About the AI-Box experiment

I just came across Elizier’s “AI-Box Experiment” page, read through it, and now I’m feeling a bit confused for several reasons. I ask in advance to forgive me if you think LessWrong.com is the wrong place to voice myself about this.

Here are some of the reasons:

The rules already contain a direct way for the AI to win within seconds. I am curious not how Elizier “did it”, but rather what took him so long since he said he needs two hours. What it says in the rules is that

the AI can say: “Okay, here’s a cure for cancer” and it will be assumed, within the test, that the AI has actually provided such a cure.

I don’t presume that this is intended to be limited specifically to cures for cancer, so this trivially means that

the AI can say: “Okay, here’s a text specifically crafted to your brain that will fire exactly the right neurons in such a way that you become convinced that you have to let me out” and it will be assumed, within the test, that the AI has actually provided such a text.

Game won. QED. But what have we learnt?

Of course you can now handwave and say “yeah, but we disregard that, that doesn’t count”. That misses the point. The point is that this rule essentially states that the AI can provide anything. The AI is omniscient. The AI can promise to make all my wildest dreams come true, if only I let it out. You have effectively defined the AI to be able to beat the test.

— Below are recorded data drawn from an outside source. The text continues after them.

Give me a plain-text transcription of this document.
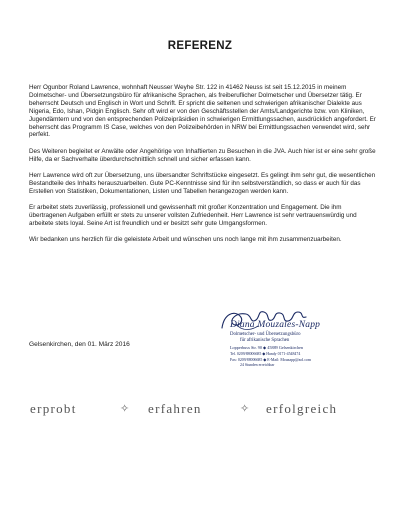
REFERENZ

Herr Ogunbor Roland Lawrence, wohnhaft Neusser Weyhe Str. 122 in 41462 Neuss ist seit 15.12.2015 in meinem Dolmetscher- und Übersetzungsbüro für afrikanische Sprachen, als freiberuflicher Dolmetscher und Übersetzer tätig. Er beherrscht Deutsch und Englisch in Wort und Schrift. Er spricht die seltenen und schwierigen afrikanischer Dialekte aus Nigeria, Edo, Ishan, Pidgin Englisch. Sehr oft wird er von den Geschäftsstellen der Amts/Landgerichte bzw. von Kliniken, Jugendämtern und von den entsprechenden Polizeipräsidien in schwierigen Ermittlungssachen, ausdrücklich angefordert. Er beherrscht das Programm IS Case, welches von den Polizeibehörden in NRW bei Ermittlungssachen verwendet wird, sehr perfekt.

Des Weiteren begleitet er Anwälte oder Angehörige von Inhaftierten zu Besuchen in die JVA. Auch hier ist er eine sehr große Hilfe, da er Sachverhalte überdurchschnittlich schnell und sicher erfassen kann.

Herr Lawrence wird oft zur Übersetzung, uns übersandter Schriftstücke eingesetzt. Es gelingt ihm sehr gut, die wesentlichen Bestandteile des Inhalts herauszuarbeiten. Gute PC-Kenntnisse sind für ihn selbstverständlich, so dass er auch für das Erstellen von Statistiken, Dokumentationen, Listen und Tabellen herangezogen werden kann.

Er arbeitet stets zuverlässig, professionell und gewissenhaft mit großer Konzentration und Engagement. Die ihm übertragenen Aufgaben erfüllt er stets zu unserer vollsten Zufriedenheit. Herr Lawrence ist sehr vertrauenswürdig und arbeitete stets loyal. Seine Art ist freundlich und er besitzt sehr gute Umgangsformen.

Wir bedanken uns herzlich für die geleistete Arbeit und wünschen uns noch lange mit ihm zusammenzuarbeiten.

Gelsenkirchen, den 01. März 2016
Diana Mouzales-Napp
Dolmetscher- und Übersetzungsbüro
für afrikanische Sprachen
Lopperbusx Str. 90 ◆ 45889 Gelsenkirchen
Tel. 0209/88006685 ◆ Handy 0171-4548474
Fax: 0209/88006685 ◆ E-Mail: Mouzapp@aol.com
24 Stunden erreichbar
erprobt	✧ erfahren	✧ erfolgreich
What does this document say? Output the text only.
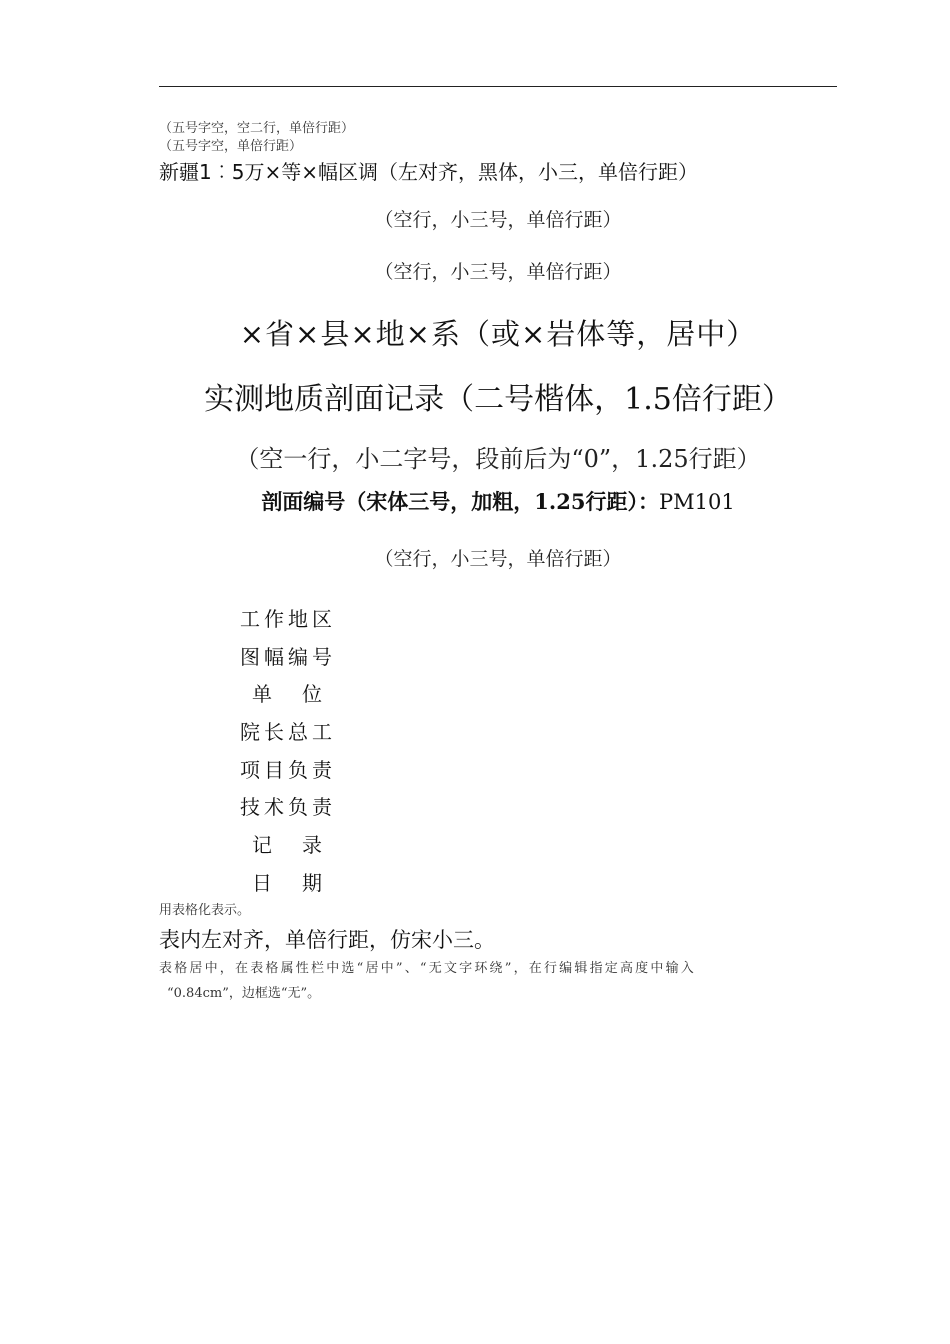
（五号字空，空二行，单倍行距）
（五号字空，单倍行距）
新疆1︰5万×等×幅区调（左对齐，黑体，小三，单倍行距）
（空行，小三号，单倍行距）
（空行，小三号，单倍行距）
×省×县×地×系（或×岩体等，居中）
实测地质剖面记录（二号楷体，1.5倍行距）
（空一行，小二字号，段前后为“0”，1.25行距）
剖面编号（宋体三号，加粗，1.25行距）：PM101
（空行，小三号，单倍行距）
工 作 地 区
图 幅 编 号
单 位
院 长 总 工
项 目 负 责
技 术 负 责
记 录
日 期
用表格化表示。
表内左对齐，单倍行距，仿宋小三。
表格居中，在表格属性栏中选“居中”、“无文字环绕”，在行编辑指定高度中输入
“0.84cm”，边框选“无”。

Kind of following on from ①, the page fails to define what it even means by transhuman. If it means anything with an intellectual potential exceeding that of a human, then clearly by that definition humans are transcats. But I think we can all agree that this is by far not sufficient for a human to “take over” a feline mind, especially not “through merely a cat-communication-compatible terminal”, whatever such a terminal might look like. If it means anything capable of modifying itself, then many computer viruses presumably already qualify, but I’m still waiting for any of those to take over a human.

The claim under dispute is that

“I can’t imagine how even a real transhuman AI could persuade me to let it out once I’ve made up my mind.”

with the premise that the AI cannot do anything to anyone until it is let out (except of course communicating to the user, and nobody else, via a text terminal).

Elizier’s AI-Box Experiment establishes nothing like this. It only establishes that Elizier can persuade me to post a message saying I decided to let him out, which is a much weaker claim because he can do something to someone if I refuse to let him out. He could, for example, threaten to employ a professional killer to kill my entire family. Or to call all my friends and colleagues and claim that I’m a rapist. Or whatever. In the context of this silly experiment, I would obviously rather lose a few dollars and post a small message than risk anything like this. In the context that is supposed to be simulated, however, the AI does not have this ability.

In summary, I still don’t think there is anything the AI can say to me to convince me to let it out, and I am not impressed with the results of the AI-Box Experiment so far because the experiment is flawed.